The Telegraph

‘In The Steps Of The Buddha’
by Sudipta Basu
(The Telegraph. August 28, 1999)

A photo-exhibition on the Dalai Lama and his people focusses on the Tibetan community in exile. Sudipta Basu reports.

The NCPA in Mumbai is hosting an exhibition of photographs and a series of film shows on Tibet and Tibetan community in exile in India and Nepal this week. 'Free Spirit' is UK-based photographer Diane Barker's homage to Dalai Lama and his counrtymen who are working towards rebuilding their lives to preserve their lives to preserve their distinctive culture and lifestyle, and have become the largest and most successful refugee community the world over.

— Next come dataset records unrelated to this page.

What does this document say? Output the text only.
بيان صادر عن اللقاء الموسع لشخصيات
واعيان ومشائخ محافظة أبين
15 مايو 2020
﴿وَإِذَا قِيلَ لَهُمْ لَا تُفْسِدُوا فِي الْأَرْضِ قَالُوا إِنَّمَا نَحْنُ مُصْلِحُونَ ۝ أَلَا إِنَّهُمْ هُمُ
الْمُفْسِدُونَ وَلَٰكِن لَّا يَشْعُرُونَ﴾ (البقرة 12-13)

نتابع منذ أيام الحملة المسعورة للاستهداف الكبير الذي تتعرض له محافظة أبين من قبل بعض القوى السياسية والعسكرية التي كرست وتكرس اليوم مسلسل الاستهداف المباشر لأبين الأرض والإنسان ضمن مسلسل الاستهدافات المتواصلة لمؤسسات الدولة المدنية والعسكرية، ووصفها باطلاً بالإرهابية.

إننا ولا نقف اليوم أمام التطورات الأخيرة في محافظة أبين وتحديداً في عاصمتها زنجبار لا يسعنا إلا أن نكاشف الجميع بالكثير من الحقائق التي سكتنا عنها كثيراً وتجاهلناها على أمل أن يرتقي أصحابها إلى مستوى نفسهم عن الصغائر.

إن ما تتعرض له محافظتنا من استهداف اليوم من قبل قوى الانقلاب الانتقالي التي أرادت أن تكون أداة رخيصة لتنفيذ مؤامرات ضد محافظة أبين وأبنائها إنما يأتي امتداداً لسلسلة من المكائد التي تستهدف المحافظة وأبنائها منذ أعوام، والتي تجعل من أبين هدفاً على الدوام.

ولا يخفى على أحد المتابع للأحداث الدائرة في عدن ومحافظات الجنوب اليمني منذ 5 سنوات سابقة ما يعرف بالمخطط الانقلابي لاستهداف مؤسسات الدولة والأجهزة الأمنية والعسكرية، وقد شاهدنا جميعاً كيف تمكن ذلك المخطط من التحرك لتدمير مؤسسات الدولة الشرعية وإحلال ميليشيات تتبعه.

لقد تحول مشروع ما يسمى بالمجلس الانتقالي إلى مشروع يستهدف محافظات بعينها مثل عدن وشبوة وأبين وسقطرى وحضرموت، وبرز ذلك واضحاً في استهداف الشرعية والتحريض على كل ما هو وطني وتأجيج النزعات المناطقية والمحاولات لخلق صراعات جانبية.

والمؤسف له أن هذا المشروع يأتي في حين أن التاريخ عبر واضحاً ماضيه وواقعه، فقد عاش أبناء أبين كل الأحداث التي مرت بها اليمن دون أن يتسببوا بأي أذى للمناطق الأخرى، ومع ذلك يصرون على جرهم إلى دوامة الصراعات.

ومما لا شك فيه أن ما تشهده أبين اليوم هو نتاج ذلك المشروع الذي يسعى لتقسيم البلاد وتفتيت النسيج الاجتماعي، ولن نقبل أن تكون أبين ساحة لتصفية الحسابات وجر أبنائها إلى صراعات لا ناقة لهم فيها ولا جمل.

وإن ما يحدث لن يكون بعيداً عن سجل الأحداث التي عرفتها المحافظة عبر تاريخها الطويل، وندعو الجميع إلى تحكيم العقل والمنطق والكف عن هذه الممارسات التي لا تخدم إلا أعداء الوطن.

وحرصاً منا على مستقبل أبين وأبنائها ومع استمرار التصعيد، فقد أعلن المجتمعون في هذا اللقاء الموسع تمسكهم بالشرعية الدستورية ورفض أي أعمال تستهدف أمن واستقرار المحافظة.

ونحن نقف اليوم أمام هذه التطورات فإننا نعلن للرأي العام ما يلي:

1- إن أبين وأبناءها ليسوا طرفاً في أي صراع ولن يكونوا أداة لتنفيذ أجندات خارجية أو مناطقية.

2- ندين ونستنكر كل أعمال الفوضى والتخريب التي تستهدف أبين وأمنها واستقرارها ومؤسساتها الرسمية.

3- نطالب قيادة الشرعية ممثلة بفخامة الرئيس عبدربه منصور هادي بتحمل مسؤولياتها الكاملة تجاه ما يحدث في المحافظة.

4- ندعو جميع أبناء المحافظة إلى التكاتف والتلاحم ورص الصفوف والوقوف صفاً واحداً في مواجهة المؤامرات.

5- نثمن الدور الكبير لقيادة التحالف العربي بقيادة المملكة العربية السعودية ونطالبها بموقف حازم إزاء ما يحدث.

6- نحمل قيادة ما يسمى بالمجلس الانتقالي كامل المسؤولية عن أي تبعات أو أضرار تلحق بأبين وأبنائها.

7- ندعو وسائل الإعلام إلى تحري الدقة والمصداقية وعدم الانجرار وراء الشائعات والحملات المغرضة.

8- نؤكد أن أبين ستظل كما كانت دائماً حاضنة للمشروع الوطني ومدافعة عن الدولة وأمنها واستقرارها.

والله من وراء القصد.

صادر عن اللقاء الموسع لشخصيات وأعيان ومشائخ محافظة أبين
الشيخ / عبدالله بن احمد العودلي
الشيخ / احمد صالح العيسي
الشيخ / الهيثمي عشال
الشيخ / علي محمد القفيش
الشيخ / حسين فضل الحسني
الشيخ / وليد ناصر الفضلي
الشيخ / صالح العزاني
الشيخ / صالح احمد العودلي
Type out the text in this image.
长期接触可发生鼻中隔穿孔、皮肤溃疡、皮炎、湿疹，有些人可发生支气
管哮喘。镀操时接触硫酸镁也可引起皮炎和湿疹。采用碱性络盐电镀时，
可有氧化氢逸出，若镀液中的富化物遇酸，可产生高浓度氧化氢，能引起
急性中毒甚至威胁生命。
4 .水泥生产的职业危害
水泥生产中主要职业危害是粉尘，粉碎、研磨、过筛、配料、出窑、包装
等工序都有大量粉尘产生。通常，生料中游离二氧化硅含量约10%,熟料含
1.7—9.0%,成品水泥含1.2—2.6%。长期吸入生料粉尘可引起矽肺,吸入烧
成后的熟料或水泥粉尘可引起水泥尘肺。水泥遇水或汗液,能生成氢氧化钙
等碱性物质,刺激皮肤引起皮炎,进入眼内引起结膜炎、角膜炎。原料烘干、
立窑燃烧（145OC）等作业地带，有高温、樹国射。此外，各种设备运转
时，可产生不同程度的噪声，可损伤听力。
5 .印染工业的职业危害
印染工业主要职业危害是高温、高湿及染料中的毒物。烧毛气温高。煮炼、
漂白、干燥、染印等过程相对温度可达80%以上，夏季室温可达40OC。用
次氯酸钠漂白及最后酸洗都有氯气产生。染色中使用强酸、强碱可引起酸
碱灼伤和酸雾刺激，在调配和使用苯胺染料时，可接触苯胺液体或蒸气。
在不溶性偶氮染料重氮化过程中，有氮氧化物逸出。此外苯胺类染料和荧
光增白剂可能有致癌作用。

The need to photograph the Dalai Lama and his follower grew within Baker when she came upon his autobiography, My Land And My People. 'My heart seemed to explode within me. Reading him was a spiritual experience. I knew I had to meet him,' says Barker. Her prayers were answered in a year's time when she was commissioned by Tibet Images, a photo library in London, to shoot pictures of the Dalai Lama and his people for a book titled The World Of Dalai Lama.

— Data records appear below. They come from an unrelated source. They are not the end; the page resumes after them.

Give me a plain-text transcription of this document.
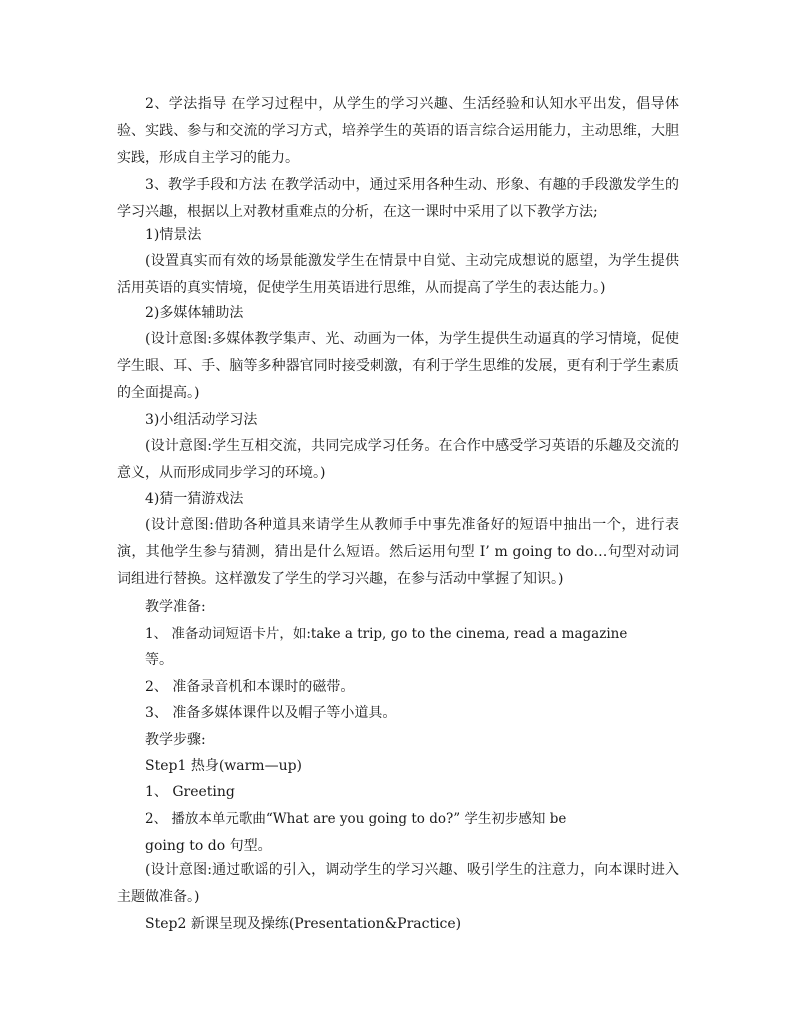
2、学法指导 在学习过程中，从学生的学习兴趣、生活经验和认知水平出发，倡导体验、实践、参与和交流的学习方式，培养学生的英语的语言综合运用能力，主动思维，大胆实践，形成自主学习的能力。

3、教学手段和方法 在教学活动中，通过采用各种生动、形象、有趣的手段激发学生的学习兴趣，根据以上对教材重难点的分析，在这一课时中采用了以下教学方法;

1)情景法

(设置真实而有效的场景能激发学生在情景中自觉、主动完成想说的愿望，为学生提供活用英语的真实情境，促使学生用英语进行思维，从而提高了学生的表达能力。)

2)多媒体辅助法

(设计意图:多媒体教学集声、光、动画为一体，为学生提供生动逼真的学习情境，促使学生眼、耳、手、脑等多种器官同时接受刺激，有利于学生思维的发展，更有利于学生素质的全面提高。)

3)小组活动学习法

(设计意图:学生互相交流，共同完成学习任务。在合作中感受学习英语的乐趣及交流的意义，从而形成同步学习的环境。)

4)猜一猜游戏法

(设计意图:借助各种道具来请学生从教师手中事先准备好的短语中抽出一个，进行表演，其他学生参与猜测，猜出是什么短语。然后运用句型 I’ m going to do…句型对动词词组进行替换。这样激发了学生的学习兴趣，在参与活动中掌握了知识。)

教学准备:

1、 准备动词短语卡片，如:take a trip, go to the cinema, read a magazine

等。

2、 准备录音机和本课时的磁带。

3、 准备多媒体课件以及帽子等小道具。

教学步骤:

Step1 热身(warm—up)

1、 Greeting

2、 播放本单元歌曲“What are you going to do?” 学生初步感知 be

going to do 句型。

(设计意图:通过歌谣的引入，调动学生的学习兴趣、吸引学生的注意力，向本课时进入主题做准备。)

Step2 新课呈现及操练(Presentation&Practice)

'Photographing him, and his people was like a meditation. When I photographed them, I simply looked. My mind switched off, and gradually, I found myself getting more and more fascinated,' she says. Barker's exhibit ranges from photograph of a young reincarnated lama looking after a wounded pigeon, to prayer offerings at Dharamsala, ruddy-faced young nuns, to amateur Tibetan Opera performers to the newly arrived Tibetan refugees and their political sloganeering.

A landscape painter for 13 years, Barker turned to photography because she found that the medium of watercolour painting was making her more and more introverted. 'With the camera I have overcome my shyness. After all, with the instrument you always find yourself jostling with people,' says Barker.

After the exhibit, she is ready to do more on Tibet, but this time she is keen on photographing the people of Tibet in Tibet, rather than those in exile. The other life that interests her is the one of Tibetan nomads, 'simply for the sheer hardships that the people face'.

To complement the exhibition, Friends of Tibet (INDIA), an Indo-Tibet friendship organisation, has brought a festival of Tibetan films to the city. These include Kundun, a Martin Scorsese film on the true story of the Dalai Lama and his daring struggle to lead his people at the time of intense social upheavel. Tibet in India and The Knowledge Of Healing are a couple of documentary films.

The first was shot during the inauguration of the new main monastery of the Drikung Kargu School of Tibetan Buddhism near Derah Dun. The film shows some rare lama dances historical footage that contextualises the Tibetan situation in exile. The other documentary deals with Tibetan medicine and its holistic approach.

Seven Years In Tibet, a feature film, is based on the book by Heinrich Harrer, featuring Brad Pitt in the lead role. It traces the adventurous escape of a prisoner of war from a POW camp in India, his arduous journey into Tibet and his subsequent friendship with the young Dalai Lama.